There's Something A Bit Freudian About 'Psycho'
By by ANNE GITTINGER, Managing Arts Editor
It's the movie that made scores of people stop showering. It gives a whole new meaning to being close to your mother. It's Alfred Hitchcock's 1960 classic, "Psycho."

Janet Leigh plays Marion Crane, an officeworker who steals a large sum of money from her employer, so she can run off with her lover, Sam (John Gavin). On the way to meet Sam, she stops at the Bates Motel, where she meets a nerdy, young innkeeper (Anthony Perkins), whose hobby is taxidermy and whose relationship with his mother is, well, a bit unusual.
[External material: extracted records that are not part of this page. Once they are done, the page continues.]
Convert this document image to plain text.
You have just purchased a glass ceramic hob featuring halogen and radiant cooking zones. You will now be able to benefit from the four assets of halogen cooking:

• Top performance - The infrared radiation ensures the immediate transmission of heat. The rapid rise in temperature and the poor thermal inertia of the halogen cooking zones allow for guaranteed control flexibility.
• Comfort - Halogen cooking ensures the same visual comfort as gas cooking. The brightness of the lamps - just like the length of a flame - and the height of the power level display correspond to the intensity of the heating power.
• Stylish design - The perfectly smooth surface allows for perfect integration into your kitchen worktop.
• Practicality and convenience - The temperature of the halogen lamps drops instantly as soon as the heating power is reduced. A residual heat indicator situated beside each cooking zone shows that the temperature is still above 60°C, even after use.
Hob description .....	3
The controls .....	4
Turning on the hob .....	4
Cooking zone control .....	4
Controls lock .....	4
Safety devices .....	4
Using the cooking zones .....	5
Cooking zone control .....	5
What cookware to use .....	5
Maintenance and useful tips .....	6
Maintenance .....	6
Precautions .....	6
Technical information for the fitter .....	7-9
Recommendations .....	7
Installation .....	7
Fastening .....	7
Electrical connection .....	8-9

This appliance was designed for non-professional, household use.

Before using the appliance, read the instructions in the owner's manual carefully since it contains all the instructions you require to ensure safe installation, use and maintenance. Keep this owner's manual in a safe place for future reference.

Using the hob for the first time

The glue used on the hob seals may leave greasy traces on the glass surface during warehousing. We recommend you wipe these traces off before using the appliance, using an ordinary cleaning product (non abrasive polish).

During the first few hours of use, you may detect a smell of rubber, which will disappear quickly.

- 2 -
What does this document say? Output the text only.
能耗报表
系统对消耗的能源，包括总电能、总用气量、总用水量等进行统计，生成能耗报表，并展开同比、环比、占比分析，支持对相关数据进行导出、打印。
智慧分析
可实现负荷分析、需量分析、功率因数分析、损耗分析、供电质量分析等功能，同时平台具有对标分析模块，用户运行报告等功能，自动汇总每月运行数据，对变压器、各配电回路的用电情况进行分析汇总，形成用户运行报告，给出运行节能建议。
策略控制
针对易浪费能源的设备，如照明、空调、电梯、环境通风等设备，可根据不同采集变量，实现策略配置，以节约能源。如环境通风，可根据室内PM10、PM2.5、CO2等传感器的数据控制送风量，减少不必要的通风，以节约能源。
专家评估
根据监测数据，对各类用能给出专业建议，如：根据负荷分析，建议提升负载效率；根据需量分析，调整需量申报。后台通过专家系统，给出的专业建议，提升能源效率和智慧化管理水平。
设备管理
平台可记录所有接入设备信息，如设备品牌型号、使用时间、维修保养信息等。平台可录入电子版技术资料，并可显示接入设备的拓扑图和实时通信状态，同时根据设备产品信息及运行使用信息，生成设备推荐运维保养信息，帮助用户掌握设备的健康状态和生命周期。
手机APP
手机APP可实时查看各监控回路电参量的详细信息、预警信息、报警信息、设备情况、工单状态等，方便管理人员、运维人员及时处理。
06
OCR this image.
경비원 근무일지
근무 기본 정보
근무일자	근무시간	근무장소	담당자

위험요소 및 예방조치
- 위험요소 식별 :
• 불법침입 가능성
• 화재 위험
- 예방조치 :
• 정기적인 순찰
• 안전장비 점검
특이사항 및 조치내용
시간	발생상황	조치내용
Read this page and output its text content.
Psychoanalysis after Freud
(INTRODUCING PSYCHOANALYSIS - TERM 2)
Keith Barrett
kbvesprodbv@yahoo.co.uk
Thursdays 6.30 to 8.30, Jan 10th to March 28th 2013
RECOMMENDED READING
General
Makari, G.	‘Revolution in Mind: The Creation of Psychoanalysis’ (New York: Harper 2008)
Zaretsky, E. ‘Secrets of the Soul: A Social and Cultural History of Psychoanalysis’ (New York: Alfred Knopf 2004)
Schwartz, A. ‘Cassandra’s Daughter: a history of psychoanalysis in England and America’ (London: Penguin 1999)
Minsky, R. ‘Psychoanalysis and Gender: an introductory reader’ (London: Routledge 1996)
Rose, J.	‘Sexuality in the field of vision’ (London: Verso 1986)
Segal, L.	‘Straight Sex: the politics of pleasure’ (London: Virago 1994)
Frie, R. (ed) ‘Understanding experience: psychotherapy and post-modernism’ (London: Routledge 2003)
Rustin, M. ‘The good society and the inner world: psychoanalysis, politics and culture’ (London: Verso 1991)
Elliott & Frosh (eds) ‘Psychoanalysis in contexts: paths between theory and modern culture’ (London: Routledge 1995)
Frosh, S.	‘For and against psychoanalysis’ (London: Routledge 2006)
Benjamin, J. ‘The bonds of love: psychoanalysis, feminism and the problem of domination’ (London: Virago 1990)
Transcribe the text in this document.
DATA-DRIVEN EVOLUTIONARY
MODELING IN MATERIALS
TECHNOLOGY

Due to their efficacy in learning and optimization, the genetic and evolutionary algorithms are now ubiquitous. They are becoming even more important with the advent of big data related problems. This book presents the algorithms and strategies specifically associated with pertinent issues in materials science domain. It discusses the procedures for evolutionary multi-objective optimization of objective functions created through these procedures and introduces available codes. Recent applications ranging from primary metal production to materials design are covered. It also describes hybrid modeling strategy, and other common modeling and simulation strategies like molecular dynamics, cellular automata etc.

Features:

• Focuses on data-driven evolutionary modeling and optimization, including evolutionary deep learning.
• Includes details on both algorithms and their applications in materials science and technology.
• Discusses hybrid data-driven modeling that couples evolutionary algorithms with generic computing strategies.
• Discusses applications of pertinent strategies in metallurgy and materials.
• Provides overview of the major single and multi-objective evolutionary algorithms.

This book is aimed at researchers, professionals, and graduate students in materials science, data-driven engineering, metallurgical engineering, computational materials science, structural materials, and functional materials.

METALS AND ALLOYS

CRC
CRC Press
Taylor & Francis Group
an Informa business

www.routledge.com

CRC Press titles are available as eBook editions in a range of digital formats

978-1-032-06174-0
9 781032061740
The majority of the movie revolves around Sam and Marion's sister (Vera Miles), who go to the Bates Motel after Marion disappears (three guesses what happened to her).

The shower scene isn't as scary as you might expect-mostly because it's hard to be surprised by such a famous scene. There are other scenes in the movie that will make you jump a little more, but overall "Psycho" is more impressive as a well-crafted movie than as a "scary" movie.

How Hitchcock linked together shots from a variety of camera angles and implied the action without truly showing it in the infamous scene makes the movie memorable, but will hardly keep you from bathing.